In the end, it seems, Trebor himself may be the film’s most glaring intruder. Not only are his advances toward acquaintance and fellow dog-lover Antoinette (Florence Loiret-Caille) unwanted (not to mention his presumptuous request that she take in his pair of canines when he leaves for Korea), he shows up in a remote village in Tahiti unannounced demanding to see his son. It’s cultural and personal intrusion at its worst, and when Trebor eventually realizes the error of his ways, it’s already too late. The late-film shocker that it was his own son Sidney who was hunted down and unwillingly used for his illegal heart transplant might again be more figurative than literal, but it’s message is clear. It takes one heartless man to abandon his own dogs and an estranged son who lives nearby in order to connect with one he’s never met in some far-flung part of the world.

Of course, there’s much, much more one could glean from Denis’ work as it’s rife with beautifully symbolic imagery. She’s a remarkably skilled filmmaker whose aesthetic is surprisingly quite singular in cinema. Her fixation on the human body captured by invasive close-ups lends an intimate, sensuous quality to her work mostly unseen in the rest of art-house film.
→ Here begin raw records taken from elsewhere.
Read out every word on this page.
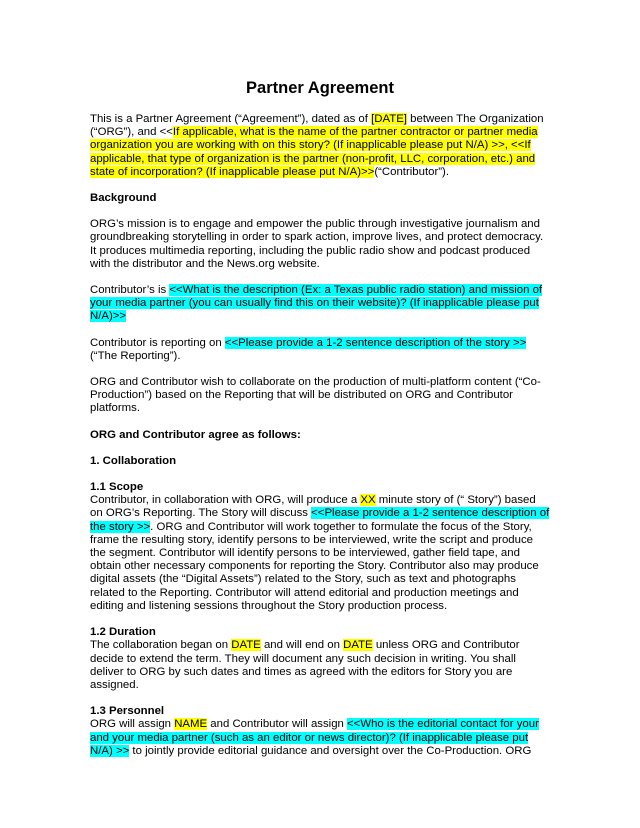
Partner Agreement

This is a Partner Agreement (“Agreement”), dated as of [DATE] between The Organization (“ORG”), and <<If applicable, what is the name of the partner contractor or partner media organization you are working with on this story? (If inapplicable please put N/A) >>, <<If applicable, that type of organization is the partner (non-profit, LLC, corporation, etc.) and state of incorporation? (If inapplicable please put N/A)>>(“Contributor”).

Background

ORG’s mission is to engage and empower the public through investigative journalism and groundbreaking storytelling in order to spark action, improve lives, and protect democracy. It produces multimedia reporting, including the public radio show and podcast produced with the distributor and the News.org website.

Contributor’s is <<What is the description (Ex: a Texas public radio station) and mission of your media partner (you can usually find this on their website)? (If inapplicable please put N/A)>>

Contributor is reporting on <<Please provide a 1-2 sentence description of the story >>
(“The Reporting”).

ORG and Contributor wish to collaborate on the production of multi-platform content (“Co-Production”) based on the Reporting that will be distributed on ORG and Contributor platforms.

ORG and Contributor agree as follows:

1. Collaboration

1.1 Scope

Contributor, in collaboration with ORG, will produce a XX minute story of (“ Story”) based on ORG’s Reporting. The Story will discuss <<Please provide a 1-2 sentence description of the story >>. ORG and Contributor will work together to formulate the focus of the Story, frame the resulting story, identify persons to be interviewed, write the script and produce the segment. Contributor will identify persons to be interviewed, gather field tape, and obtain other necessary components for reporting the Story. Contributor also may produce digital assets (the “Digital Assets”) related to the Story, such as text and photographs related to the Reporting. Contributor will attend editorial and production meetings and editing and listening sessions throughout the Story production process.

1.2 Duration

The collaboration began on DATE and will end on DATE unless ORG and Contributor decide to extend the term. They will document any such decision in writing. You shall deliver to ORG by such dates and times as agreed with the editors for Story you are assigned.

1.3 Personnel

ORG will assign NAME and Contributor will assign <<Who is the editorial contact for your and your media partner (such as an editor or news director)? (If inapplicable please put N/A) >> to jointly provide editorial guidance and oversight over the Co-Production. ORG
It’s also all the more fitting – like in The Intruder – when this wholly engrossing style serves the recurring themes of her work. Denis is constantly concerned with the physicality of her human characters and how it affects what transpires under the skin and within the heart. The Intruder, then, easily her finest film of this new century, is yet another essential chapter in her growing oeuvre that provides a clear window into the worldview of this great artist.